William Munoz

(Missoula Current) In 1989 at the age of 19, Ani DiFranco did something no woman singer/songwriter had ever done, let alone one so young. She started her own record company, calling it Righteous Babe Records.

This move created an outlet for her creative musical energy, one that couldn't be stiffed by the corporate machine that, to this day, suppresses musical innovation.

Her move paved the way for others to follow as well. She brought other musicians into Righteous Babe Records including Pieta Brown, who opened DiFranco's recent tour.

It's possible that the stars of today – names like Beyonce, Taylor Swift, Rihanna – would still be as successful as they are, but the business road map that DiFranco wrote is one that they are following.

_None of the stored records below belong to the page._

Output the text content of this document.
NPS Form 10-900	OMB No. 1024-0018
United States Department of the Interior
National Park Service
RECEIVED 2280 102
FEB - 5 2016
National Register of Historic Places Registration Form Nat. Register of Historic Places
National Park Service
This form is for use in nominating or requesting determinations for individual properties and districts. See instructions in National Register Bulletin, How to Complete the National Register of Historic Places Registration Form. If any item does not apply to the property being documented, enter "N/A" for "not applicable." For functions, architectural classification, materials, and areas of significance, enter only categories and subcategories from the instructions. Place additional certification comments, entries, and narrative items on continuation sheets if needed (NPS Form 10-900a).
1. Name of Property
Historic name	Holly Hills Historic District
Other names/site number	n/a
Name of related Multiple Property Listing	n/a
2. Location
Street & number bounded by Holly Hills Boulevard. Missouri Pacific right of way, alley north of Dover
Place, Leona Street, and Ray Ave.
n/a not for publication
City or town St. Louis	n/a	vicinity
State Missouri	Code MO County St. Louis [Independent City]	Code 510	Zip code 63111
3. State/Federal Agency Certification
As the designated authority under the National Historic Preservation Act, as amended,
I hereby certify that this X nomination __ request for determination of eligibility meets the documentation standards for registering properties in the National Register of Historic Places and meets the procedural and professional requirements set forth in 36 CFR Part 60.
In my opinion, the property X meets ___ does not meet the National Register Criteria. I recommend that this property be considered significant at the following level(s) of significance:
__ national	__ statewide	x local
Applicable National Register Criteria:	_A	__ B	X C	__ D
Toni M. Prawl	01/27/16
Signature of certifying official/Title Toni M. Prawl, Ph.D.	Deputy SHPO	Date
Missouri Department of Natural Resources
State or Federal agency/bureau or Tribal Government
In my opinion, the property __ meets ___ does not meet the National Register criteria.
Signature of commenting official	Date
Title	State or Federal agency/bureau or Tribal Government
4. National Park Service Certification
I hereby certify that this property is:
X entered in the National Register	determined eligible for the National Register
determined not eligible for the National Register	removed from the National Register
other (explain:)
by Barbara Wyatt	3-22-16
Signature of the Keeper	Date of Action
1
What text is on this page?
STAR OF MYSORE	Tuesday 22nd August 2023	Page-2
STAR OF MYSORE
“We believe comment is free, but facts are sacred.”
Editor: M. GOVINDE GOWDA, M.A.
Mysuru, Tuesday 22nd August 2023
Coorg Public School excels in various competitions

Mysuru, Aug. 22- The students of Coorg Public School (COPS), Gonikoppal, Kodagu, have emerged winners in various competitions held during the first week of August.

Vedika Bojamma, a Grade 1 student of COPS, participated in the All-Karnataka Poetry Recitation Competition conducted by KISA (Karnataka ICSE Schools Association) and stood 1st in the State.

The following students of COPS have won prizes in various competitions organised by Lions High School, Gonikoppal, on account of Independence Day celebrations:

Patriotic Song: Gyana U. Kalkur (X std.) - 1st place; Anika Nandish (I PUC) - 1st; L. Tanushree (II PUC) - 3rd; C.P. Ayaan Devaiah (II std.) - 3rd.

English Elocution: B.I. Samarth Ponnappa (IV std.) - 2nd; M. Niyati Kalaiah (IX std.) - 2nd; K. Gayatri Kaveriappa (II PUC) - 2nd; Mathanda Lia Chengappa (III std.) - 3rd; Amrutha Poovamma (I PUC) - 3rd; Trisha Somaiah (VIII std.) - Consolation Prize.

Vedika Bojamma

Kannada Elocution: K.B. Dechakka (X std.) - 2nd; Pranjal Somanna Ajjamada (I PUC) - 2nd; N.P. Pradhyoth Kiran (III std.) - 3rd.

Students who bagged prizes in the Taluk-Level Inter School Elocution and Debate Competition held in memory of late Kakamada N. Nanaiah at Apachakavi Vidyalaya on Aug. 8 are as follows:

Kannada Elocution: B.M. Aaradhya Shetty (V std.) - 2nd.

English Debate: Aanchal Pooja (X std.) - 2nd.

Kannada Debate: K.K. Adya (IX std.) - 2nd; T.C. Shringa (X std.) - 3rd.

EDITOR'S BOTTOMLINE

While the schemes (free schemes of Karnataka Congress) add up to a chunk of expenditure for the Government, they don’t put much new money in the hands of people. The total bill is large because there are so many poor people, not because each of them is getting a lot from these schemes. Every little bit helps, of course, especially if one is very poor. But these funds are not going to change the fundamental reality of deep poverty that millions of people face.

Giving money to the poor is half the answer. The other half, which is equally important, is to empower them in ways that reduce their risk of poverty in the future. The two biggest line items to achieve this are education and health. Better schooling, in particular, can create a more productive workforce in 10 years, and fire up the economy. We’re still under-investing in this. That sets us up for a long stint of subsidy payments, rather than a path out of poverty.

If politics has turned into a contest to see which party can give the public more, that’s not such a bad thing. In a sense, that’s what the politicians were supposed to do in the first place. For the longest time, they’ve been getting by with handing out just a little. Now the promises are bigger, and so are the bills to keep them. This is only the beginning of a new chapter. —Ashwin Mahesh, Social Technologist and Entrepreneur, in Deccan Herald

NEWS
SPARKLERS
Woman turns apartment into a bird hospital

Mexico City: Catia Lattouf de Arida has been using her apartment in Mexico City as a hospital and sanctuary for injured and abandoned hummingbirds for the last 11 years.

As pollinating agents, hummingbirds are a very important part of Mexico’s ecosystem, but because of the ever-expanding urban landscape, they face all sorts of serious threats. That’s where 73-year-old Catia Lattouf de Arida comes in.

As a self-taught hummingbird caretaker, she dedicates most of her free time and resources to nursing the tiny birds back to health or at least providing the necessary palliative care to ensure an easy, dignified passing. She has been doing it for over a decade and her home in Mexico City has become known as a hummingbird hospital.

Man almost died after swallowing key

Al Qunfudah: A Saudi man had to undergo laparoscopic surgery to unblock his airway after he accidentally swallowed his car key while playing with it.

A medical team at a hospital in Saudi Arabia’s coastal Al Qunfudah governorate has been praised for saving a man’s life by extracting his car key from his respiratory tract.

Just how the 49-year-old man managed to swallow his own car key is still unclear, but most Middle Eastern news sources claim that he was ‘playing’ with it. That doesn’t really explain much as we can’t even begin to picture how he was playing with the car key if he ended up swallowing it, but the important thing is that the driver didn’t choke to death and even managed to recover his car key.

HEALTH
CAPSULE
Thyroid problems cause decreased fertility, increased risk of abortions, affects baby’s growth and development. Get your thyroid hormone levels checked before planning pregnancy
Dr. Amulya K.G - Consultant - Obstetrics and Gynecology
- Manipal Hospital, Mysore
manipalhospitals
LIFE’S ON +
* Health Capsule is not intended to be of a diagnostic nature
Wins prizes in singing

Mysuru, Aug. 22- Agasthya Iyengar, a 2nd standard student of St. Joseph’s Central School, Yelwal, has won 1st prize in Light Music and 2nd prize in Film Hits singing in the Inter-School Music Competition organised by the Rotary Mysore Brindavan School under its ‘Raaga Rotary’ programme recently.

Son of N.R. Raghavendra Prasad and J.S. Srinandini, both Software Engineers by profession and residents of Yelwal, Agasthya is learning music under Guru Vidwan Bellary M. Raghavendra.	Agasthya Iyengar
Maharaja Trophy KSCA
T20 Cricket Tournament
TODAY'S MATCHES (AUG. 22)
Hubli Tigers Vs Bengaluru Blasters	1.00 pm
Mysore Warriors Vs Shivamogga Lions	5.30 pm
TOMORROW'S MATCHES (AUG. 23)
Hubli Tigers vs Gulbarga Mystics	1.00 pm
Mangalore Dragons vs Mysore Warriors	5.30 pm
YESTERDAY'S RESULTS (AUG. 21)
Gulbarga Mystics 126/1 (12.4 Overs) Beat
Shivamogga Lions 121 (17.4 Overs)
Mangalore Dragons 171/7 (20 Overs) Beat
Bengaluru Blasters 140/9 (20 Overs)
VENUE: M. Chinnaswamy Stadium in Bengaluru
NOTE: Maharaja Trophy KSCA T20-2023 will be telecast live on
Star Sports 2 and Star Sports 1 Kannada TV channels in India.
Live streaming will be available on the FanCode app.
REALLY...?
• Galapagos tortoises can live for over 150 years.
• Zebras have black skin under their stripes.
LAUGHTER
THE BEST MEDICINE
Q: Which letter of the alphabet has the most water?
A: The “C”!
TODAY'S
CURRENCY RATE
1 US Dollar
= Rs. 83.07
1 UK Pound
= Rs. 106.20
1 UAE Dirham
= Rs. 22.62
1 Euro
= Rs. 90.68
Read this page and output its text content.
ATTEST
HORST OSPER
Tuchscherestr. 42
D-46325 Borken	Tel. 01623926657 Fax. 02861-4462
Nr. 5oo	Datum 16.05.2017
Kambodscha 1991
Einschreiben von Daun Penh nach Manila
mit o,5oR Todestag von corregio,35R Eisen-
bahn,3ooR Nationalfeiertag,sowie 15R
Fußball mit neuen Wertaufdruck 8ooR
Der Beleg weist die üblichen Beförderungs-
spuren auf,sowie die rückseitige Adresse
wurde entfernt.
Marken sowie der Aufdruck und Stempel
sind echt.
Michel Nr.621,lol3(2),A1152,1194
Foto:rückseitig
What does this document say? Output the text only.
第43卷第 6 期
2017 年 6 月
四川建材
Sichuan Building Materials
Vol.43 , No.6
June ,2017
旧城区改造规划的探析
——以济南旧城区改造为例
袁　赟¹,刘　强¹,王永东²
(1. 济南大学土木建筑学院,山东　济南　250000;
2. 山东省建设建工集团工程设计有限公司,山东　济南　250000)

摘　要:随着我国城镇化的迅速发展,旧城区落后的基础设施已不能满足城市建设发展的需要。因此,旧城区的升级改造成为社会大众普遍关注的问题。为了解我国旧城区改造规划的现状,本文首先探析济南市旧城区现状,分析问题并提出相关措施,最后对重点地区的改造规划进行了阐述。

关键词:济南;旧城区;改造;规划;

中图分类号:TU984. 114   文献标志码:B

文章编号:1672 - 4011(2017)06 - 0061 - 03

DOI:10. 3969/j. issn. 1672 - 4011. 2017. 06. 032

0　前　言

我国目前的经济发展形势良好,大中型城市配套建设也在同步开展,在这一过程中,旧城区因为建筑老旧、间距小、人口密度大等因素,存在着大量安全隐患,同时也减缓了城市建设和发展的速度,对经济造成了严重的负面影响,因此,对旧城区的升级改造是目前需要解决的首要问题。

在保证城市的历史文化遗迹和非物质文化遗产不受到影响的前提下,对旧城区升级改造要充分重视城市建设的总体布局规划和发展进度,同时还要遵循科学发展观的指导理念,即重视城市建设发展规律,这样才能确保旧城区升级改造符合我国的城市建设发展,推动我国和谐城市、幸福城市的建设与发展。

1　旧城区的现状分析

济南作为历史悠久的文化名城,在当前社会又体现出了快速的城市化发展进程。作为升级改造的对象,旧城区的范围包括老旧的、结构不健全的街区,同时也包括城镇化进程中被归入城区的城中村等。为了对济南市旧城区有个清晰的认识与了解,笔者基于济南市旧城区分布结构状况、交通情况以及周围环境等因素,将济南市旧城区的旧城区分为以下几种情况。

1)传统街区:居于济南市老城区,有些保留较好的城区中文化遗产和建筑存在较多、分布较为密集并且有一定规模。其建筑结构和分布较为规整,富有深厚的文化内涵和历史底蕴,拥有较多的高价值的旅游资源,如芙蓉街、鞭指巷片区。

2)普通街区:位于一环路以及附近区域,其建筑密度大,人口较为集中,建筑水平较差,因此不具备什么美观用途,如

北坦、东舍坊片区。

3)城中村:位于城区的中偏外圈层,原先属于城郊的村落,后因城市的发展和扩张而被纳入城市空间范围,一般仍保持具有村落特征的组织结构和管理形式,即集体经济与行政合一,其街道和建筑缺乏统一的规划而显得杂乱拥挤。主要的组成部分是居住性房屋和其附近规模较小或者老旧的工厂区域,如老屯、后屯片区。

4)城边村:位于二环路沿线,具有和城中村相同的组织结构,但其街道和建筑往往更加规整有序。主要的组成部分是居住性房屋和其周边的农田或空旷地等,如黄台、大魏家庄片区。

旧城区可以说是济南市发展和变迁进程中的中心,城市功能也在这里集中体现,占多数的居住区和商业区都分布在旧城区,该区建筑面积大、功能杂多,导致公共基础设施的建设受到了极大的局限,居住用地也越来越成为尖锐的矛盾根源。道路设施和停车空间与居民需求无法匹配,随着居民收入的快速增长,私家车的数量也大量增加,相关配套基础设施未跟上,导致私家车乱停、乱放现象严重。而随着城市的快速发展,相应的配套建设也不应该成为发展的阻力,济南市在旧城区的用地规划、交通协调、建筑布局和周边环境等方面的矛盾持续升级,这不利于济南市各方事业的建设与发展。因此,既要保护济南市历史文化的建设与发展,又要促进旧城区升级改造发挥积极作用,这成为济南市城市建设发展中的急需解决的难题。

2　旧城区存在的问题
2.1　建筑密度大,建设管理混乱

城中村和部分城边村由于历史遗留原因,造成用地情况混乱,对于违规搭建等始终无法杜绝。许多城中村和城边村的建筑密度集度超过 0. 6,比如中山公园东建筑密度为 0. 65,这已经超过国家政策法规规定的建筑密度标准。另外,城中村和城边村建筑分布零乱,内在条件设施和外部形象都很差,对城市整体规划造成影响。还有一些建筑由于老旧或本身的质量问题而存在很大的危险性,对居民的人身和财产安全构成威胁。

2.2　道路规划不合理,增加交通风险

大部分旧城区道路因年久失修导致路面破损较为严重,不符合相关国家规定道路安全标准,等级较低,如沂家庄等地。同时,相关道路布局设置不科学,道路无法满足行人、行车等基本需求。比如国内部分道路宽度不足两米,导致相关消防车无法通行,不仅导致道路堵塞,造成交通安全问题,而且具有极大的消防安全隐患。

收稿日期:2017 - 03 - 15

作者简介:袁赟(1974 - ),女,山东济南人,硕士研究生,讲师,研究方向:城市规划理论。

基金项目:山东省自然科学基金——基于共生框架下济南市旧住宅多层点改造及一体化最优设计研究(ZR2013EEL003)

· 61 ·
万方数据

The industry was changed by this detour. Her other contribution to popular culture has been her consistent activism on issues like politics, war, the death penalty and gay rights.

Ani DiFranco at the Wilma. (William Munoz/Missoula Current)
Ani DiFranco at the Wilma. (William Munoz/Missoula Current)

More than 20 albums later, the nearly sold-out concert at the Wilma Theatre last week was a testimony to DiFranco's continued appeal. The crowd was made up of many who grew up listening to her music in the 90's, as well a much younger group currently in high school.

It's clear she's still relevant and connecting with a new demographic 35years later. Perhaps this is the greatest legacy of her move with Righteous Babe Records.